President Shimon Peres updated President Obama on the developments.
"Jabari was a most extreme man and was responsible for all the attacks and assassinations from Gaza against Israel," Peres told Mr. Obama. "We shall handle it with great care. Our intension is not to raise the flames, but already for days, day and night, they are shooting rockets at Israel."
In Washington, the United States lined up behind Israel. "We support Israel's right to defend itself, and we encourage Israel to continue to take every effort to avoid civilian casualties," said State Department spokesman Mark Toner. He denounced Hamas rocket attacks.
Netanyahu spoke to Obama and thanked him for the support, said a statement from his office.
U.N. Secretary-General Ban Ki-moon called for calm and urged both sides to respect international humanitarian law.
Jabari was known in Israel as the man who accompanied Schalit when the high-profile prisoner swap took place last October. Schalit, who was captured in a cross-border raid from Gaza that killed two other soldiers, was swapped for more than 1,000 Palestinian prisoners, including more than 300 convicted killers.
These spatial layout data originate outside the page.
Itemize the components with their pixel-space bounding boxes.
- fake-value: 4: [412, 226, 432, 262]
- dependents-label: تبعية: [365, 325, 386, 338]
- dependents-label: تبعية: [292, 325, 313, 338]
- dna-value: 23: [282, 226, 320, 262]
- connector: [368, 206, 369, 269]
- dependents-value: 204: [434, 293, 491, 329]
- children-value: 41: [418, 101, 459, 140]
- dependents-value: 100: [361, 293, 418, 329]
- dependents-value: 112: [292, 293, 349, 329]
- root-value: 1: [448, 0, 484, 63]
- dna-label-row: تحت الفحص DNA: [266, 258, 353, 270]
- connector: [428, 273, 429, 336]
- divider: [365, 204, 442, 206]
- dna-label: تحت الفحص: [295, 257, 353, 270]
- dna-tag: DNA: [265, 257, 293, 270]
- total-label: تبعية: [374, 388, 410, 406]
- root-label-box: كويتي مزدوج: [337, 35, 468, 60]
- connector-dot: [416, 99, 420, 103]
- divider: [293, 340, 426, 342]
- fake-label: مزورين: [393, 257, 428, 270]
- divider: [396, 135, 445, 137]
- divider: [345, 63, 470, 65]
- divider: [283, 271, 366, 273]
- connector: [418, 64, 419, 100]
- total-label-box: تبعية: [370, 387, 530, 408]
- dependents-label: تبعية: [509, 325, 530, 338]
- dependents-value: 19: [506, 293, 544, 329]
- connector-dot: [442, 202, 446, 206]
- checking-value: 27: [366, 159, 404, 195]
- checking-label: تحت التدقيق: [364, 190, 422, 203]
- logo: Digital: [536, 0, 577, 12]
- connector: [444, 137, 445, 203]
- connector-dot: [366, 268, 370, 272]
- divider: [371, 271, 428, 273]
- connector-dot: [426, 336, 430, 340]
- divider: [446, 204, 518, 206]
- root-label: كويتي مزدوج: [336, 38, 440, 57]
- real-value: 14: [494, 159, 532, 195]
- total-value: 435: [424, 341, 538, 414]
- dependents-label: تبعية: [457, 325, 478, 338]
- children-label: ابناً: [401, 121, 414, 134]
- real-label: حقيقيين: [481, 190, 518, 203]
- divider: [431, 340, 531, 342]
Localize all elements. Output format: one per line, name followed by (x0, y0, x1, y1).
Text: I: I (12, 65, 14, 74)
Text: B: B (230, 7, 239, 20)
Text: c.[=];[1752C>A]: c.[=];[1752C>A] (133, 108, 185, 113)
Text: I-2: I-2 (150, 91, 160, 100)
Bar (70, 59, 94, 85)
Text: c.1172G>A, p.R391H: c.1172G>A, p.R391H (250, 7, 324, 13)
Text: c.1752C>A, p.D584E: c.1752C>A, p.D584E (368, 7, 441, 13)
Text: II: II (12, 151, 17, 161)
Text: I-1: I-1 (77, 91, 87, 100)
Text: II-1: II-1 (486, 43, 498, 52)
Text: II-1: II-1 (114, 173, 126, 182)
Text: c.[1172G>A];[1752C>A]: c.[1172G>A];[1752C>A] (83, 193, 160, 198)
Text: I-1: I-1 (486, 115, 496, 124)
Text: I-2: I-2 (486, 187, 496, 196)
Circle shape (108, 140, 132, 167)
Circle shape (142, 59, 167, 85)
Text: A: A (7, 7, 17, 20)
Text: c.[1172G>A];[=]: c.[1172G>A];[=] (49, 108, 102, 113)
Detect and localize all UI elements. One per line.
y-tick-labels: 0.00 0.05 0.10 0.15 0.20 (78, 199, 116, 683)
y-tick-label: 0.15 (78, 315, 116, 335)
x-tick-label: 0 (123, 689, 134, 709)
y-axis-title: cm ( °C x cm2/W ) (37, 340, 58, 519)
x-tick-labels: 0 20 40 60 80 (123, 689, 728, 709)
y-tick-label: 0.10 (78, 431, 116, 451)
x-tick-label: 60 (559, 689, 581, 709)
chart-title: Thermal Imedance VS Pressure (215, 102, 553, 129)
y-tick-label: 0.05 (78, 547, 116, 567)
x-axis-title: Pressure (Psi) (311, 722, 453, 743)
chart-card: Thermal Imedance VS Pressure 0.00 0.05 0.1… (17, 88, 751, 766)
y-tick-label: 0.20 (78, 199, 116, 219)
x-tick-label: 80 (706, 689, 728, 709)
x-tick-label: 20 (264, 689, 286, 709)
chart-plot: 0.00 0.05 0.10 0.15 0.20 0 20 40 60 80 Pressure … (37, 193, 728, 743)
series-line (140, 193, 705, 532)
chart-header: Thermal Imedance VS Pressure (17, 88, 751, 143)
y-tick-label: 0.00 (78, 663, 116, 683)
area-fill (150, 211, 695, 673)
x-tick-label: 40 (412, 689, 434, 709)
Jabari, nicknamed Abu Mohammed, was born in 1960 in the eastern Gaza neighborhood of Shejaiya. In 2006, he became the acting commander of the military wing of Hamas after his predecessor, Muhammad Deif, was seriously wounded in an Israeli attack.
Jabari began as a member of Palestinian President Mahmoud Abbas' Fatah party, but switched his allegiance to Hamas after serving 13 years in an Israeli prison.
He survived four previous attempts by Israel to kill him. In one attempt in 2004 his eldest son, his brother and three other relatives were killed.
He was said to have led the bloody 2007 takeover of Gaza from Fatah forces, developing Hamas's military arsenal and its networks in Iran, Sudan and Lebanon and for his planning of the Schalit kidnapping. Hamas has ruled Gaza with an iron grip since then, and repeated attempts to reconcile with Fatah have failed.
The assassination threatened to further damage Israel's relations with Egypt, which is governed by Hamas' ideological counterpart, the Muslim Brotherhood.
In a statement read on state TV late Wednesday, Egyptian spokesman Yasser Ali said that President Mohammed Morsi recalled the country's ambassador and asked the Arab League's secretary general to convene an emergency ministerial meeting.
Morsi also called for an immediate cease fire between Israel and Hamas.
On its official Facebook page, the Freedom and Justice Party, the Muslim Brotherhood's political arm, called the assassination a "crime that requires a quick Arab and international response to stem these massacres against the besieged Palestinian people in the Gaza Strip."
It accused Israel of trying to "drag the region toward instability."
Israel and Egypt signed a peace accord in 1979. Relations, never warm, have deteriorated since longtime Egyptian President Hosni Mubarak was ousted in a popular uprising last year.